There is a sentiment that he can win, which is just wishful thinking of the anti-Mayweather crowd, who try to boost every one of his opponents into thinking they can hand the boxer his first loss.  There are no real weaknesses for Marquez to exploit, other than to take Floyd into deep water where he has never been before.

For Floyd, it’s all about what type of fight he wants to have.  Floyd and his trainer/uncle Roger always say that they never have a strategy going into a fight. 

That is absolutely ridiculous. 

They have a strategy for Marquez, just like every other opponent.  (When you don’t allow cameras to shoot your sparring sessions, as is the case in Mayweather’s camp, that means that you are using strategies and tactics that you don’t want anyone to see.)  Like Floyd, Marquez does not have any glaring weaknesses for Mayweather to exploit. 

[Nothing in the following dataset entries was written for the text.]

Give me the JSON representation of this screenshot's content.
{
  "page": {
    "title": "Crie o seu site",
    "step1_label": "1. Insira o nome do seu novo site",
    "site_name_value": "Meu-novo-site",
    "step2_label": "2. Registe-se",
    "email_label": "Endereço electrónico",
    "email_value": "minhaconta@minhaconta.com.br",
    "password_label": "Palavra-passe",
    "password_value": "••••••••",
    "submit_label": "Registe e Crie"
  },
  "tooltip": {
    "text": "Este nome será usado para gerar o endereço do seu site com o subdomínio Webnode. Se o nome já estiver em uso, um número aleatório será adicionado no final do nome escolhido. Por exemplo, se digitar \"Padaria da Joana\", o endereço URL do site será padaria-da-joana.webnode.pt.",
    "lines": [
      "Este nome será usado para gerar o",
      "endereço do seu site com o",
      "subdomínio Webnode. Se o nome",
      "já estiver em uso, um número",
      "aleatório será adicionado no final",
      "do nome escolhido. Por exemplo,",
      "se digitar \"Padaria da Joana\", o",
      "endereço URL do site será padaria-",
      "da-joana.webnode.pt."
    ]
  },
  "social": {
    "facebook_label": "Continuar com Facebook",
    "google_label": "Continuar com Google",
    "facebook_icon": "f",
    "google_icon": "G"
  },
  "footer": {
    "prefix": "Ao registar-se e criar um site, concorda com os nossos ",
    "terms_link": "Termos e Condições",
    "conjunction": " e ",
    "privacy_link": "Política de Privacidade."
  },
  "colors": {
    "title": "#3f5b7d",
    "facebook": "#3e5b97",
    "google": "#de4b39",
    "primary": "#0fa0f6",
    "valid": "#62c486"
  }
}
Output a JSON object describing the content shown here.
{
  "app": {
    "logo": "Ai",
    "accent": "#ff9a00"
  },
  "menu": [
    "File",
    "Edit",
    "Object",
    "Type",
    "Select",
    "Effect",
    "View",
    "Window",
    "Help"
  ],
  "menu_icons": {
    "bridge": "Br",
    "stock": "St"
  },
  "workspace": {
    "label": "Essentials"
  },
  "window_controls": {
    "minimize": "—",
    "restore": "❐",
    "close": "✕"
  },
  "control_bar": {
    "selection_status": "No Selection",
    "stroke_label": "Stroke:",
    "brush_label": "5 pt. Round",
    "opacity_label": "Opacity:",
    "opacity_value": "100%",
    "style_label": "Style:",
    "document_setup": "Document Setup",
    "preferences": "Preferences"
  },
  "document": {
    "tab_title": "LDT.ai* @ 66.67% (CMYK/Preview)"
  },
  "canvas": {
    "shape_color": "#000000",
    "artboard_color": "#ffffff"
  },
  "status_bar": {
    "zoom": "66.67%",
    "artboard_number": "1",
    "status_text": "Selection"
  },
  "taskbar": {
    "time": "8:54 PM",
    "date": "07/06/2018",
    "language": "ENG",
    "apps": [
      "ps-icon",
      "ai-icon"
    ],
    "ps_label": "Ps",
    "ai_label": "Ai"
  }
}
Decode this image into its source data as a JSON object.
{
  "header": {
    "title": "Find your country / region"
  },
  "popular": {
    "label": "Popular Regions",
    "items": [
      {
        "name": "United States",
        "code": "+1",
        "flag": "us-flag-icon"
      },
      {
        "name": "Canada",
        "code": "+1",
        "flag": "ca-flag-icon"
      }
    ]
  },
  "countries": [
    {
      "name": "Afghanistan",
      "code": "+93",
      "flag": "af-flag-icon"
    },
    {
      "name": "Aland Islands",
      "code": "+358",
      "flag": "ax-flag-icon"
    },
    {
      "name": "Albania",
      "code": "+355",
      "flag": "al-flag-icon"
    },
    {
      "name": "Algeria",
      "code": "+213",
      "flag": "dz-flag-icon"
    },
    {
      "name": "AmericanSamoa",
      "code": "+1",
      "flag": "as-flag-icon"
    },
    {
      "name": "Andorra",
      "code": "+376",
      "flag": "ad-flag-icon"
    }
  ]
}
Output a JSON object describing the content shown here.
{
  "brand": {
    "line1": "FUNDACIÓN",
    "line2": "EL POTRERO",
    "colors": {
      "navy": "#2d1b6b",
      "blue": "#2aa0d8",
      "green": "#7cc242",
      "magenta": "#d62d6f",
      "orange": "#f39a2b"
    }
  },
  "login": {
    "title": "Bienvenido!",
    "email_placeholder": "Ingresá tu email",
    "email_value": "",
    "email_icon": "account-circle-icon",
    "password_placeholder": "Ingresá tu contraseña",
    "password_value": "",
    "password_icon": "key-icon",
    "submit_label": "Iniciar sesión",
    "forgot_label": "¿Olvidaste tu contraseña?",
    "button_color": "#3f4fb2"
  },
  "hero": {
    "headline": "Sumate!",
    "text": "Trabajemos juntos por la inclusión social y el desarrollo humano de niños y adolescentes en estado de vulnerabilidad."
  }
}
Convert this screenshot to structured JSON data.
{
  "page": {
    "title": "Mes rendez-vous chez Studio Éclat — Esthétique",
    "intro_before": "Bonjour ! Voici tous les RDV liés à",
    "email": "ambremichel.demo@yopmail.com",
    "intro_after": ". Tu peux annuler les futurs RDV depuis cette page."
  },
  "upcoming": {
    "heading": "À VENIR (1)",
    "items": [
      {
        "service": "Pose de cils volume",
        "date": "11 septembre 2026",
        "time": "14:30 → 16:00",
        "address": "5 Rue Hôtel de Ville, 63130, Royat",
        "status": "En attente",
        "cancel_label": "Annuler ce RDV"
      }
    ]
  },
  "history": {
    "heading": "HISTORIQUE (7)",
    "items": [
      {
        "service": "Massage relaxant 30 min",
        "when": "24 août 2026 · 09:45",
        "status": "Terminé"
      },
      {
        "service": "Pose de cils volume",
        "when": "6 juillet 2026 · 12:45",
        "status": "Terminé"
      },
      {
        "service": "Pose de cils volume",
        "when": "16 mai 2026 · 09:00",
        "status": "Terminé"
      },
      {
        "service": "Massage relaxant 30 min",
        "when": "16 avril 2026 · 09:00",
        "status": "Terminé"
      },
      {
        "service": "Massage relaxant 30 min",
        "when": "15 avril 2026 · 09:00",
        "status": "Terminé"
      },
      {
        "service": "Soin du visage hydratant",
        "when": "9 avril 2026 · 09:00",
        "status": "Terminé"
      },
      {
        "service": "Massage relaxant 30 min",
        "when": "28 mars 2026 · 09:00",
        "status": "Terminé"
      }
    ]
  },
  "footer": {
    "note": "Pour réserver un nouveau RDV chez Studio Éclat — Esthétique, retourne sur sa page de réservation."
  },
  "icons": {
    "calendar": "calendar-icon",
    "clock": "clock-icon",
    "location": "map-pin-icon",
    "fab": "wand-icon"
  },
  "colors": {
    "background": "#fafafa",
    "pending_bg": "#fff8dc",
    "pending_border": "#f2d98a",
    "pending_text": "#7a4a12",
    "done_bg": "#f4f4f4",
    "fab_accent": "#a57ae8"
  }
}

The big advantage for Floyd is his superior quickness and defense.

However, there is another advantage that Floyd has at his disposal, a kind of X-factor: His reconciled relationship with his estranged father. 

It means the world to Floyd that his father is back in his life, and they now have a healthy relationship.  Floyd Jr. has been craving this ever since he was a child.  A lot of what makes a fighter and influences his performance in the ring, and in training, is how settled and content he is in his personal life. 

Having someone you love in your corner can make all the difference in the world; it can give a boxer that extra boost that could be the difference between giving in, or sucking it up and being victorious.  His renewed relationship with his dad will be an extraordinary boost to his already iron clad resolve.

Both fighters have an extremely high boxing IQ, which can lead to a great fight or a snooze fest.  One bright spot for Marquez is that Floyd is coming out of a semi-retirement. 

Mayweather had been training every single solitary day since he was about four years old.  It will be interesting to see if that brief period of no training, for the first time ever in his life, will have any negative effects.

Floyd is definitely the favorite, but this is boxing, and anything can happen.  Marquez has the intelligence and the physical tools to eke out an upset, but most likely it’s going to be a 40th victory for Floyd Mayweather Jr.